Him: Yeah. What aisle's the chicken soup in?

And then I tell him and he finishes his shopping and I stock my fruit and that's IT! If he absolutely can't help himself he can ask me for directions to Pepto Bismal instead of chicken soup or even, if he MUST, Immodium AD.

I'd really rather he not ask about the Immodium AD, but doing so won't make me be mean to him in my blog. But that is the very LIMIT to what I am willing to be told about any infirmities suffered by himself or his family or anyone whose existence he is aware of.

I do not need to hear that she is "spewing out both ends like a volcano"! I do not need to know about the plastic trash bag she has to carry with her or that she "can't get off the pot without leaving a trail to help her find her way back"!

The banana girl does not want to know!

I do not discuss such things with my nearest and dearest*. If you are a relative stranger to me** then not only do we not need to talk about this, but the term "spewing like a volcano" should not ever, under any circumstances, enter any conversation we might ever have with the sole exception of if we are in fact talking about an honest-to-God actual volcano.

Is all that perfectly clear?

*The small handful of people I can stand.
**Even stranger than my relatives.

Thursday, February 21, 2008

Blame it on Mindy and the weather

For the past few weeks, every time I write my friend Mindy Tarquini a rude letter she responds that I need a blog. I've largely resisted the whole blogging trend on the twin grounds that (a) there are more than enough blogs in the world already and (b) I'm apt to get myself shot. An ice storm across west central Missouri kept me home today, however, and having a little extra time on my hands I have now given in and become a blogger. Since this is my first post, perhaps I should introduce myself.

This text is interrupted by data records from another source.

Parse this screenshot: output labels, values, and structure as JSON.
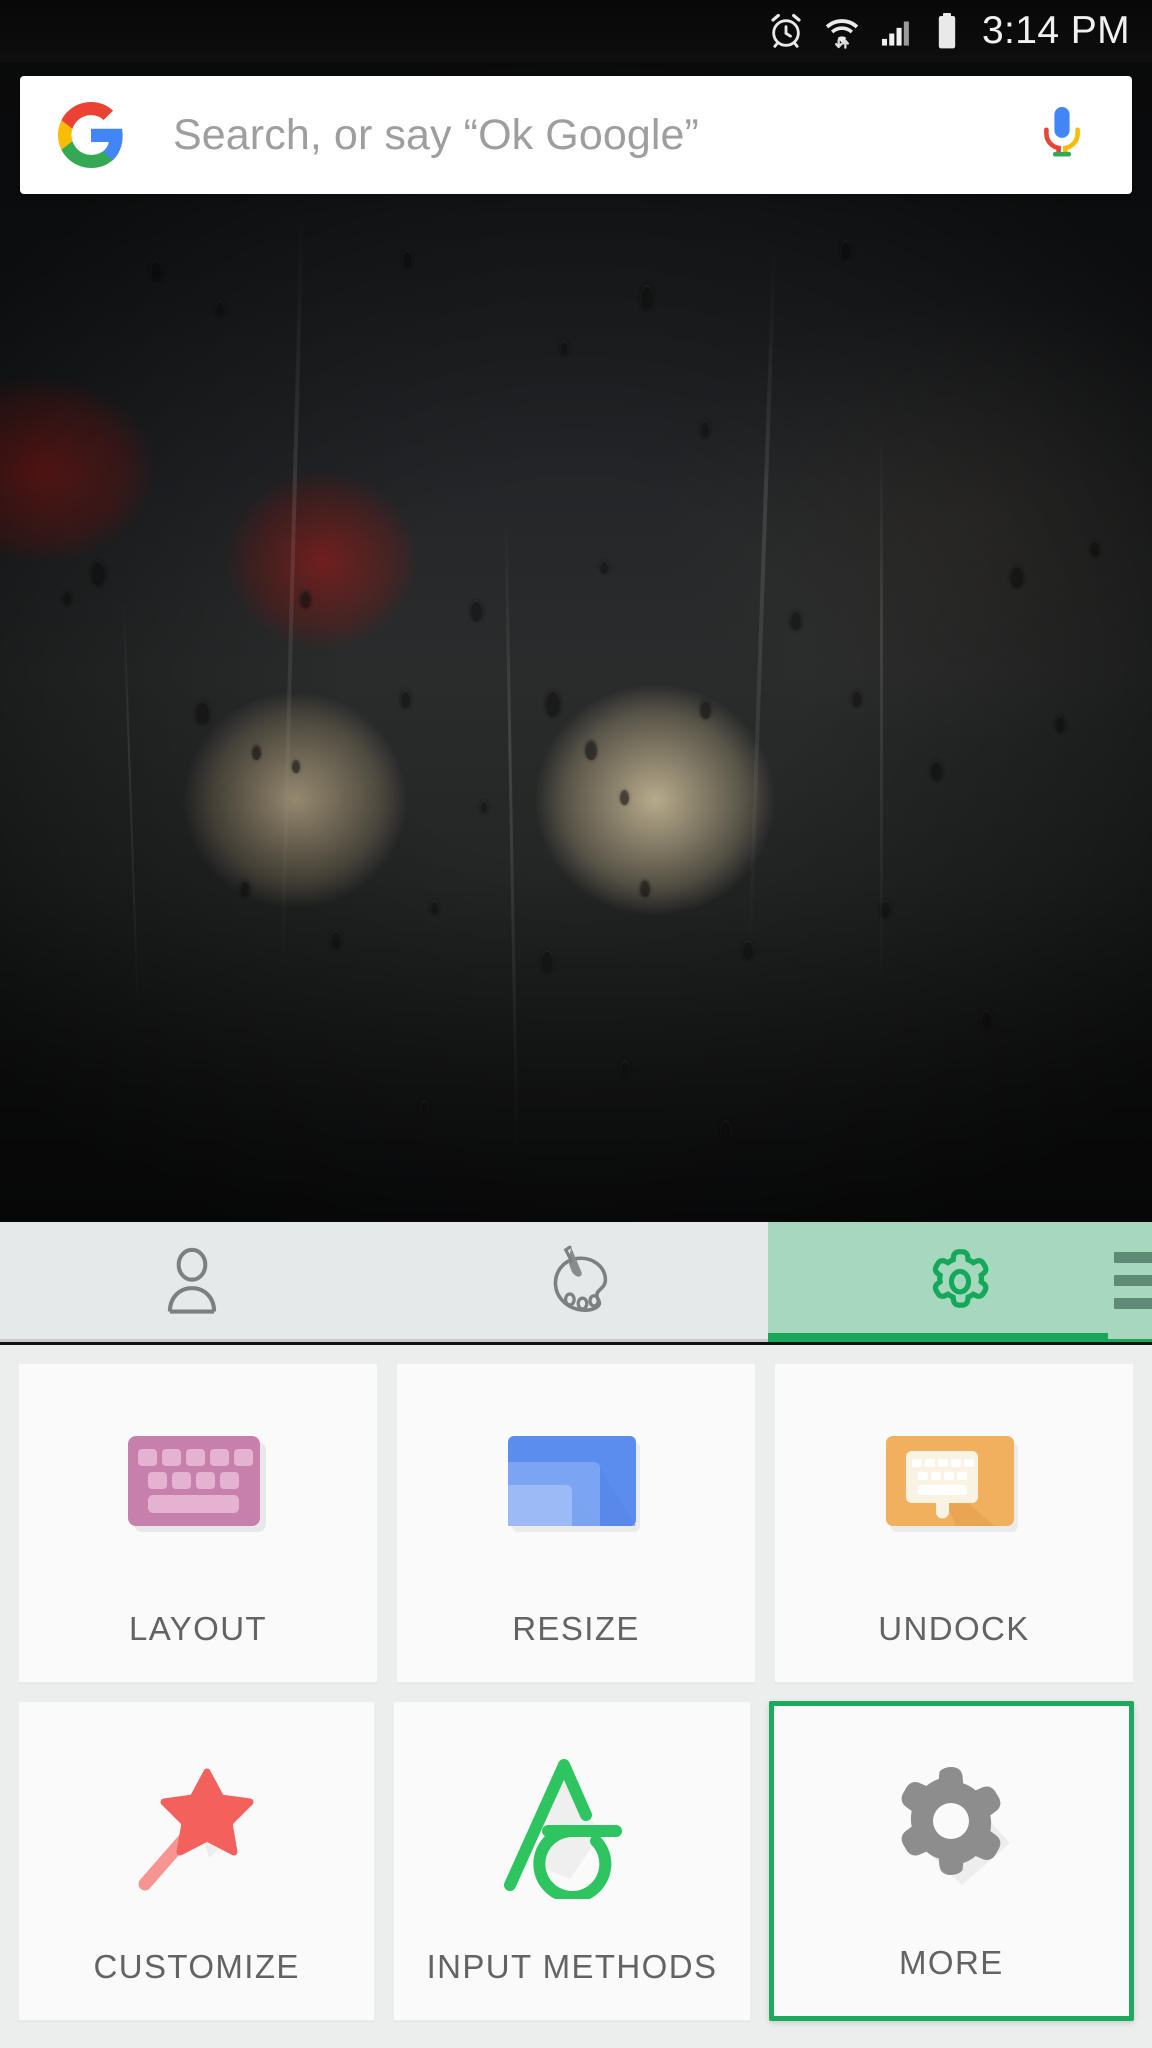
{
  "statusbar": {
    "time": "3:14 PM",
    "icons": [
      {
        "name": "alarm-icon",
        "label": "alarm"
      },
      {
        "name": "wifi-icon",
        "label": "wifi with data transfer"
      },
      {
        "name": "cellular-signal-icon",
        "label": "signal"
      },
      {
        "name": "battery-icon",
        "label": "battery"
      }
    ]
  },
  "search": {
    "placeholder": "Search, or say “Ok Google”",
    "logo_icon": "google-g-icon",
    "mic_icon": "google-mic-icon"
  },
  "tabs": [
    {
      "id": "account",
      "icon": "person-icon",
      "active": false
    },
    {
      "id": "theme",
      "icon": "palette-icon",
      "active": false
    },
    {
      "id": "settings",
      "icon": "gear-outline-icon",
      "active": true
    }
  ],
  "overflow": {
    "icon": "hamburger-menu-icon"
  },
  "grid": {
    "rows": [
      [
        {
          "label": "LAYOUT",
          "icon": "keyboard-layout-icon",
          "selected": false
        },
        {
          "label": "RESIZE",
          "icon": "resize-windows-icon",
          "selected": false
        },
        {
          "label": "UNDOCK",
          "icon": "undock-keyboard-icon",
          "selected": false
        }
      ],
      [
        {
          "label": "CUSTOMIZE",
          "icon": "magic-wand-icon",
          "selected": false
        },
        {
          "label": "INPUT METHODS",
          "icon": "input-methods-icon",
          "selected": false
        },
        {
          "label": "MORE",
          "icon": "gear-solid-icon",
          "selected": true
        }
      ]
    ]
  },
  "colors": {
    "accent_green": "#1cab5c",
    "tab_active_bg": "#a5d8bd",
    "panel_bg": "#eceded",
    "card_bg": "#fafafa",
    "layout_pink": "#c77fab",
    "resize_blue": "#5b8def",
    "undock_orange": "#f0b05e",
    "customize_red": "#f4605c",
    "more_gray": "#8d8d8d"
  }
}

Hi, I'm Loretta. Pleased to meet you!

I'm the evening produce stocker at the Warsaw, Missouri, Walmart. I'm also a writer. My first book is a murder mystery called The Reenactment, about a serial killer who is recreating nineteenth century homicides. The Reenactment is now in the hands of my agent and I'm working on the sequel.

When I'm not stocking bananas, of course.

I'm afraid I've also been decimating the local law enforcement agencies. Last year I asked a retired Kansas City cop, "if you find a body and it's obviously dead, can you say it's dead or do you have to try to revive it anyway until the coroner arrives?" (I had this kind of an image in my head of a police report reading, "efforts to revive the victim did not succeed, as we were unable to locate his head . . .") The officer in question kind of stammered out an answer and then moved to Arkansas.

Here recently I asked a Benton County Deputy, "if you're arresting a guy who's been shot in the nuts with a nail gun, do you read him his rights before or after they get him loose from the floor?" He kind of stammered out an answer and then moved to Utah.

Now I have another question. Anybody know a cop you want to get rid of?